Whatever the case may be, when you don’t get a response, wait until the next morning to ask gently. Don’t go on to ask and bombard their cellphones with messages and calls immediately, demanding why they didn’t reply your messages immediately while you raise hell.
Do not make it a habit to “surprise” them all the time. Face it, when you pop in to surprise them every other week at work, it becomes more than a surprise and becomes very annoying. Give them some breathing space, nobody likes to be choked even in the name of love.
Let them breathe, let them miss you. Stop the silly “surprises”.
Don’t push conversations further than the comfortable mark. Everybody has a point where they feel conversations are beginning to cross a particular line and is becoming uncomfortable.
When you ask about certain things and they don’t seem to want. To discuss further, give them time and find out why later. Don’t keep pushing and demanding to know. It’ll irk them.
Whenever your calls aren’t being answered, do not become paranoid. Don’t demand that they pick up immediately or you’ll rush down to where they are and don’t yell at them or accuse them when they eventually pick up. Allow them explain and take whatever explanation they give you to mean the truth.

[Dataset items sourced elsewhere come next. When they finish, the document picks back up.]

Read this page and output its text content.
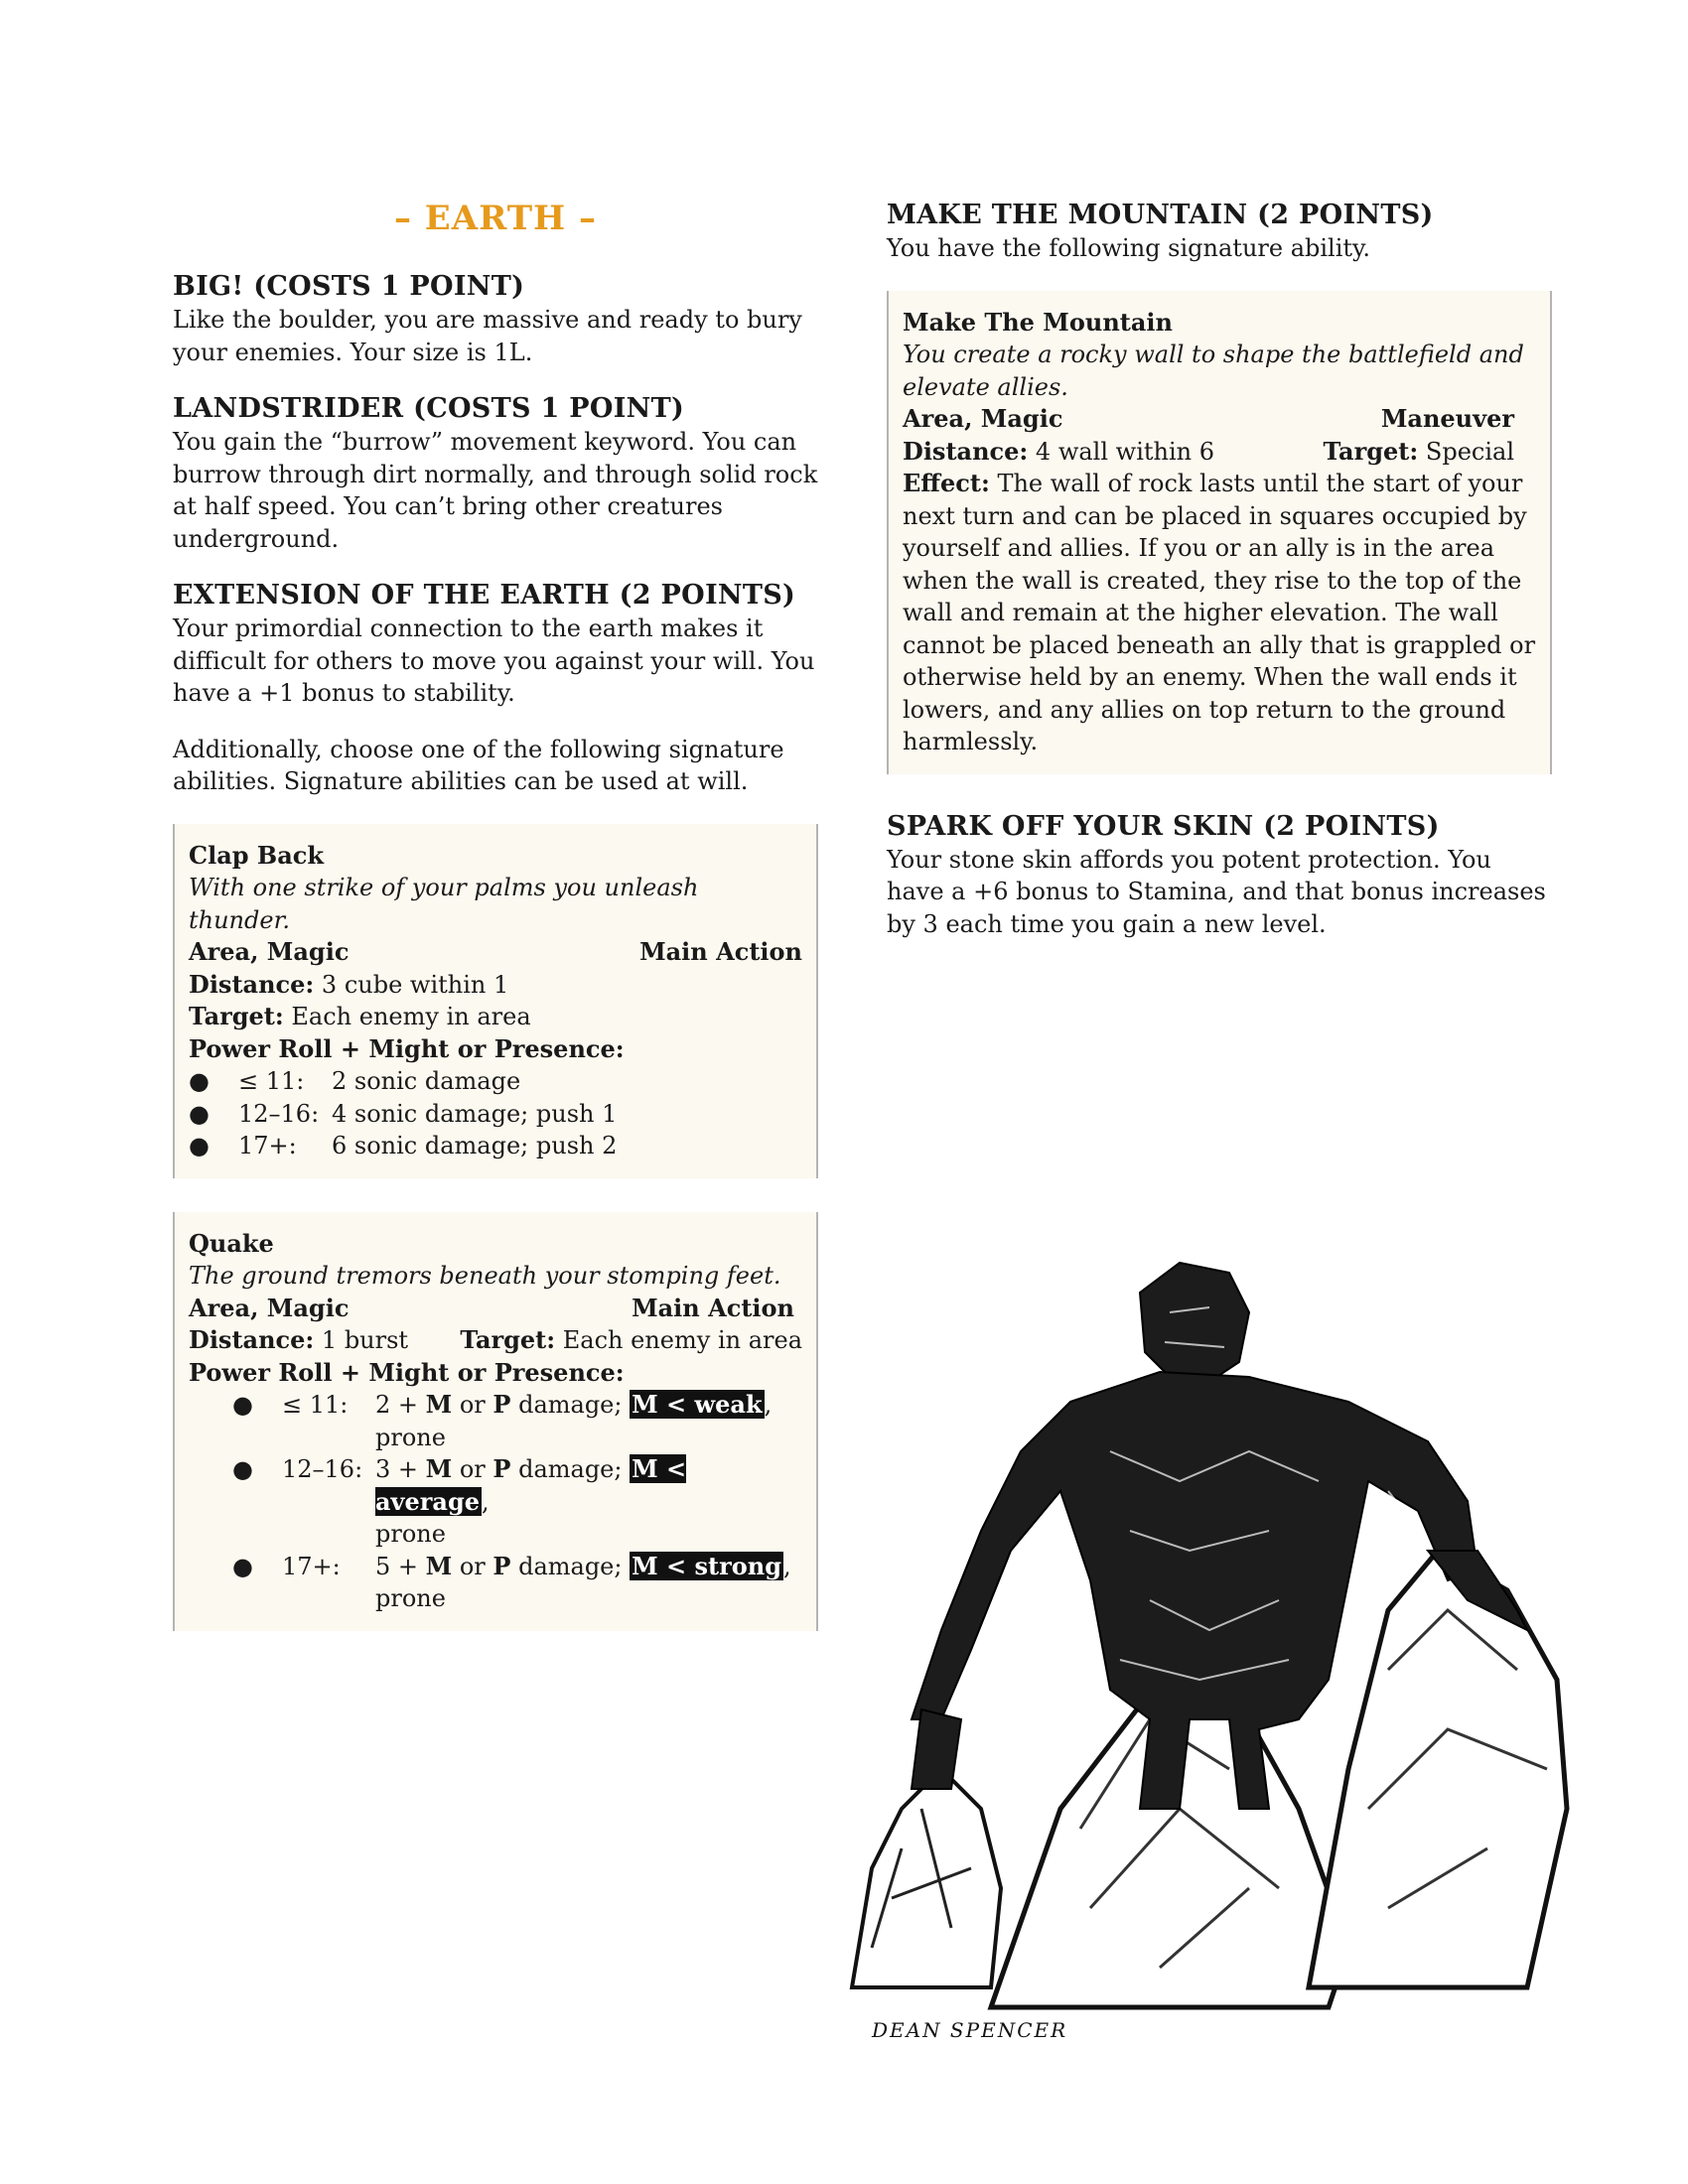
– EARTH –
BIG! (COSTS 1 POINT)

Like the boulder, you are massive and ready to bury your enemies. Your size is 1L.

LANDSTRIDER (COSTS 1 POINT)

You gain the “burrow” movement keyword. You can burrow through dirt normally, and through solid rock at half speed. You can’t bring other creatures underground.

EXTENSION OF THE EARTH (2 POINTS)

Your primordial connection to the earth makes it difficult for others to move you against your will. You have a +1 bonus to stability.

Additionally, choose one of the following signature abilities. Signature abilities can be used at will.

Clap Back
With one strike of your palms you unleash thunder.
Area, Magic	Main Action
Distance: 3 cube within 1
Target: Each enemy in area
Power Roll + Might or Presence:
●	≤ 11:	2 sonic damage
●	12–16: 4 sonic damage; push 1
●	17+:	6 sonic damage; push 2
Quake
The ground tremors beneath your stomping feet.
Area, Magic	Main Action
Distance: 1 burst Target: Each enemy in area
Power Roll + Might or Presence:
●	≤ 11:	2 + M or P damage; M < weak,
prone
●	12–16: 3 + M or P damage; M < average,
prone
●	17+:	5 + M or P damage; M < strong,
prone
MAKE THE MOUNTAIN (2 POINTS)

You have the following signature ability.

Make The Mountain
You create a rocky wall to shape the battlefield and elevate allies.
Area, Magic	Maneuver
Distance: 4 wall within 6	Target: Special
Effect: The wall of rock lasts until the start of your next turn and can be placed in squares occupied by yourself and allies. If you or an ally is in the area when the wall is created, they rise to the top of the wall and remain at the higher elevation. The wall cannot be placed beneath an ally that is grappled or otherwise held by an enemy. When the wall ends it lowers, and any allies on top return to the ground harmlessly.
SPARK OFF YOUR SKIN (2 POINTS)

Your stone skin affords you potent protection. You have a +6 bonus to Stamina, and that bonus increases by 3 each time you gain a new level.

DEAN SPENCER
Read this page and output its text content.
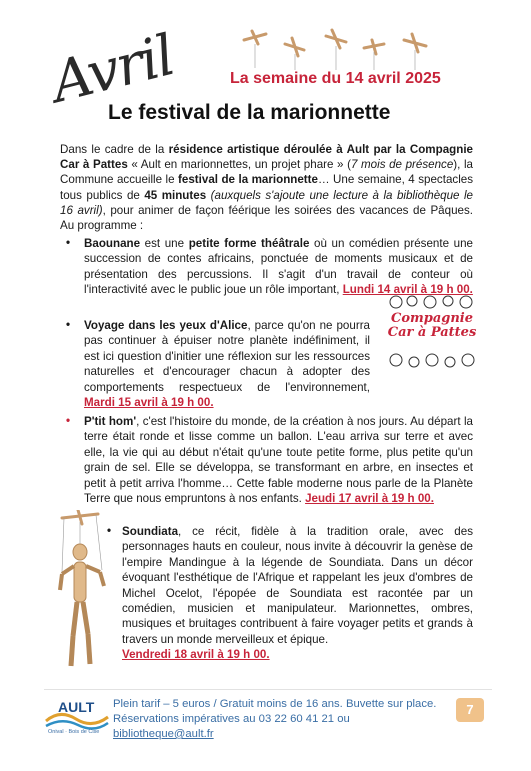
Avril	La semaine du 14 avril 2025
Le festival de la marionnette
Dans le cadre de la résidence artistique déroulée à Ault par la Compagnie Car à Pattes « Ault en marionnettes, un projet phare » (7 mois de présence), la Commune accueille le festival de la marionnette… Une semaine, 4 spectacles tous publics de 45 minutes (auxquels s'ajoute une lecture à la bibliothèque le 16 avril), pour animer de façon féérique les soirées des vacances de Pâques. Au programme :
• Baounane est une petite forme théâtrale où un comédien présente une succession de contes africains, ponctuée de moments musicaux et de présentation des percussions. Il s'agit d'un travail de conteur où l'interactivité avec le public joue un rôle important, Lundi 14 avril à 19 h 00.
• Voyage dans les yeux d'Alice, parce qu'on ne pourra pas continuer à épuiser notre planète indéfiniment, il est ici question d'initier une réflexion sur les ressources naturelles et d'encourager chacun à adopter des comportements respectueux de l'environnement, Mardi 15 avril à 19 h 00.
Compagnie
Car à Pattes
• P'tit hom', c'est l'histoire du monde, de la création à nos jours. Au départ la terre était ronde et lisse comme un ballon. L'eau arriva sur terre et avec elle, la vie qui au début n'était qu'une toute petite forme, plus petite qu'un grain de sel. Elle se développa, se transformant en arbre, en insectes et petit à petit arriva l'homme… Cette fable moderne nous parle de la Planète Terre que nous empruntons à nos enfants. Jeudi 17 avril à 19 h 00.
• Soundiata, ce récit, fidèle à la tradition orale, avec des personnages hauts en couleur, nous invite à découvrir la genèse de l'empire Mandingue à la légende de Soundiata. Dans un décor évoquant l'esthétique de l'Afrique et rappelant les jeux d'ombres de Michel Ocelot, l'épopée de Soundiata est racontée par un comédien, musicien et manipulateur. Marionnettes, ombres, musiques et bruitages contribuent à faire voyager petits et grands à travers un monde merveilleux et épique.
Vendredi 18 avril à 19 h 00.
AULT
Onival · Bois de Cise
Plein tarif – 5 euros / Gratuit moins de 16 ans. Buvette sur place.
Réservations impératives au 03 22 60 41 21 ou bibliotheque@ault.fr
7
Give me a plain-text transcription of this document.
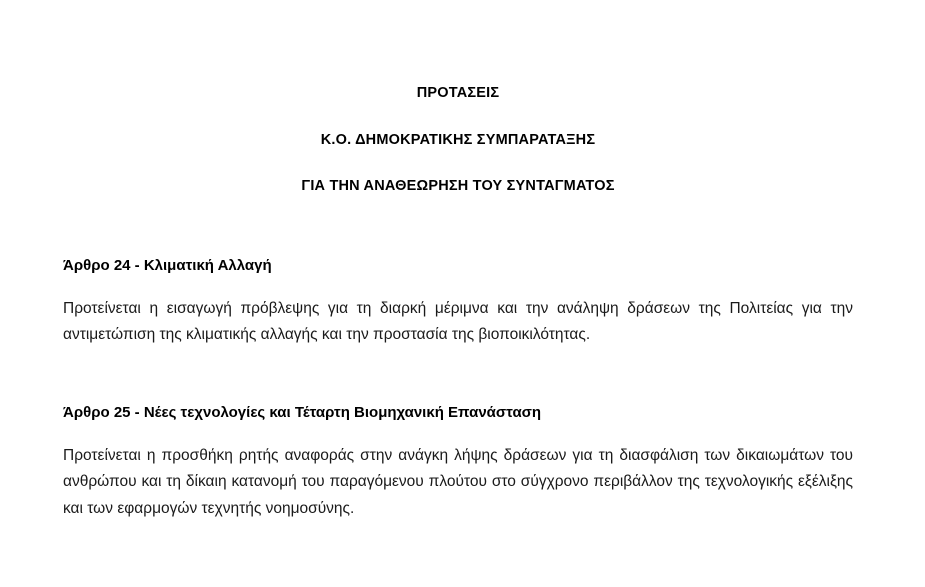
ΠΡΟΤΑΣΕΙΣ
Κ.Ο. ΔΗΜΟΚΡΑΤΙΚΗΣ ΣΥΜΠΑΡΑΤΑΞΗΣ
ΓΙΑ ΤΗΝ ΑΝΑΘΕΩΡΗΣΗ ΤΟΥ ΣΥΝΤΑΓΜΑΤΟΣ
Άρθρο 24 - Κλιματική Αλλαγή
Προτείνεται η εισαγωγή πρόβλεψης για τη διαρκή μέριμνα και την ανάληψη δράσεων της Πολιτείας για την αντιμετώπιση της κλιματικής αλλαγής και την προστασία της βιοποικιλότητας.
Άρθρο 25 - Νέες τεχνολογίες και Τέταρτη Βιομηχανική Επανάσταση
Προτείνεται η προσθήκη ρητής αναφοράς στην ανάγκη λήψης δράσεων για τη διασφάλιση των δικαιωμάτων του ανθρώπου και τη δίκαιη κατανομή του παραγόμενου πλούτου στο σύγχρονο περιβάλλον της τεχνολογικής εξέλιξης και των εφαρμογών τεχνητής νοημοσύνης.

No need getting ideas into your head, it’ll hurt you more than it’ll hurt them anyway. Because you’d be the one killing yourself with all the “what ifs” when you both aren’t together.
Learn to trust. A close friend of mine used to have to snap her location anytime she went out without her boyfriend. He demanded pictures to know where she was and who she was hanging with. That’s very ridiculous and choking. If you do this, with time you’d push the person away from you and they’ll run.